If there is any sadness about his big day with the King, it is that his daughters, Lisa and Angela, who have passed away, will not be there to share it with him and Joan and his children Stephen, Christine and Karen. This moment has been a long time coming.
‘You’re a gentleman,’ Billy says as I leave him and his family to their dinner. The honour, of course, was all mine.
Boston played in six Challenge Cup finals during his remarkable playing career
Boston spent his life breaking down barriers and his knighthood is another one
Player welfare hypocrisy incoming
Next season, when it happens — and it will happen — and a manager at one of the football clubs that has flogged its players around the world on post-season and pre-season tours, or played them in the glorified friendly tournament that is the Club World Cup, moans about player welfare, I request permission to laugh out loud.
England are reversing
I know that this particular battle ended a long time ago, but the truth is that England have gone backwards since Gareth Southgate left. Southgate over-achieved with England for so long that it camouflaged just how ordinary some of our players really are. Once freed from his yoke, the argument went, England would be free to enter a new era of expression and entertainment. I’m still waiting.

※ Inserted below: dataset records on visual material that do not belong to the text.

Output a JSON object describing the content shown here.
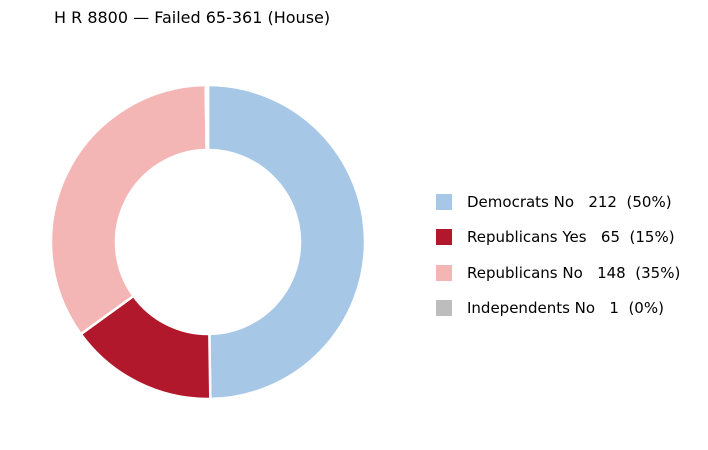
{
  "chart_data": {
    "type": "pie",
    "title": "H R 8800 — Failed 65-361 (House)",
    "donut": true,
    "slices": [
      {
        "label": "Democrats No",
        "value": 212,
        "percent_label": "(50%)",
        "color": "#a7c7e7"
      },
      {
        "label": "Republicans Yes",
        "value": 65,
        "percent_label": "(15%)",
        "color": "#b2182b"
      },
      {
        "label": "Republicans No",
        "value": 148,
        "percent_label": "(35%)",
        "color": "#f4b6b4"
      },
      {
        "label": "Independents No",
        "value": 1,
        "percent_label": "(0%)",
        "color": "#bdbdbd"
      }
    ],
    "legend_position": "right"
  }
}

Sinner’s sins quickly forgotten
I’m sorry, but I can’t join in the orgy of celebration about how Sunday’s French Open men’s singles final was a match for the ages.

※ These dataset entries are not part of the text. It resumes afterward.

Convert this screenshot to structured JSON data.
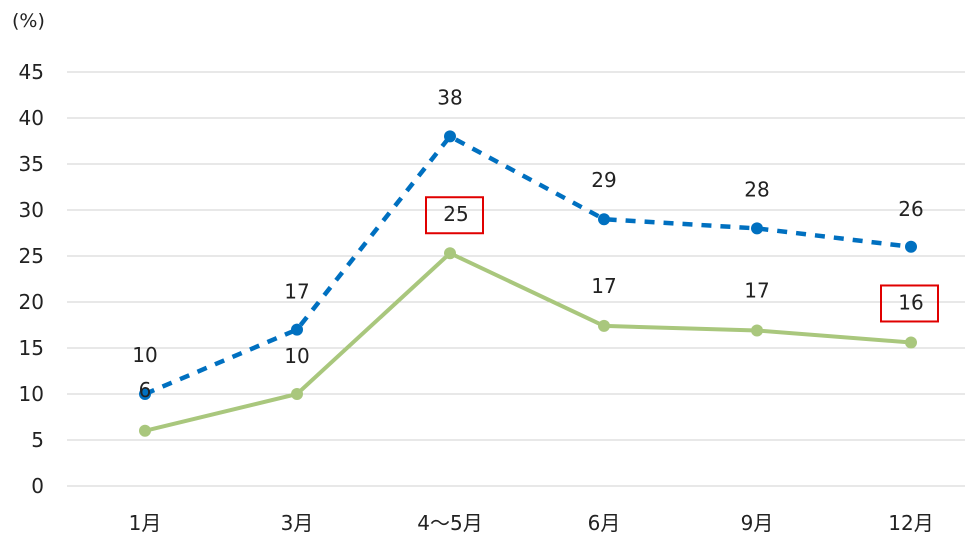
{
  "chart_data": {
    "type": "line",
    "unit_label": "(%)",
    "categories": [
      "1月",
      "3月",
      "4～5月",
      "6月",
      "9月",
      "12月"
    ],
    "ylim": [
      0,
      45
    ],
    "yticks": [
      0,
      5,
      10,
      15,
      20,
      25,
      30,
      35,
      40,
      45
    ],
    "grid": true,
    "series": [
      {
        "key": "dotted",
        "color": "#0070C0",
        "style": "dashed",
        "values": [
          10,
          17,
          38,
          29,
          28,
          26
        ],
        "labels": [
          "10",
          "17",
          "38",
          "29",
          "28",
          "26"
        ]
      },
      {
        "key": "solid",
        "color": "#A9C77D",
        "style": "solid",
        "values": [
          6,
          10,
          25.3,
          17.4,
          16.9,
          15.6
        ],
        "labels": [
          "6",
          "10",
          "25",
          "17",
          "17",
          "16"
        ]
      }
    ],
    "highlight_box_color": "#E00000",
    "highlight_points": [
      {
        "series": "solid",
        "index": 2
      },
      {
        "series": "solid",
        "index": 5
      }
    ]
  }
}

Sure, I can appreciate that, in other circumstances, it would have been a wonderful contest.
And I am delighted it was won by Carlos Alcaraz, a magnificent player who is worthy to carry the torch left by Roger Federer, Rafa Nadal, Andy Murray and the fading Novak Djokovic.
But the reality is that Jannik Sinner, the second of the men’s finalists, should not have been playing at Roland Garros. After twice testing positive for banned anabolic steroid clostebol last year, he was finally sanctioned in February and let off with a paltry three-month ban that conveniently ensured he did not miss a single Grand Slam.
Yannik Sinner twice tested positive for banned anabolic steroid clostebol last year
It astonishes me, frankly, how quickly many people seem to have forgotten that and glossed it over.
I presume you have read Sinner’s convoluted excuse about how the drug found its way into his system via a cut on the hand of his masseur. It’s not quite up there with Tyson Fury testing positive for nandrolone and blaming it on eating wild boar testicles, but let’s just say it stretches credibility.
‘If I did that,’ Serena Williams said as the ban was announced, ‘I would have gotten 20 years. Let’s be honest. I would have gotten Grand Slams taken away from me.’ And she was right.
The truth is Sinner should have been banned for two years. But he is one of the biggest draws in a sport trying to come to terms with the loss of its greatest generation, so he wasn’t. It’s as cynical and dispiriting as that.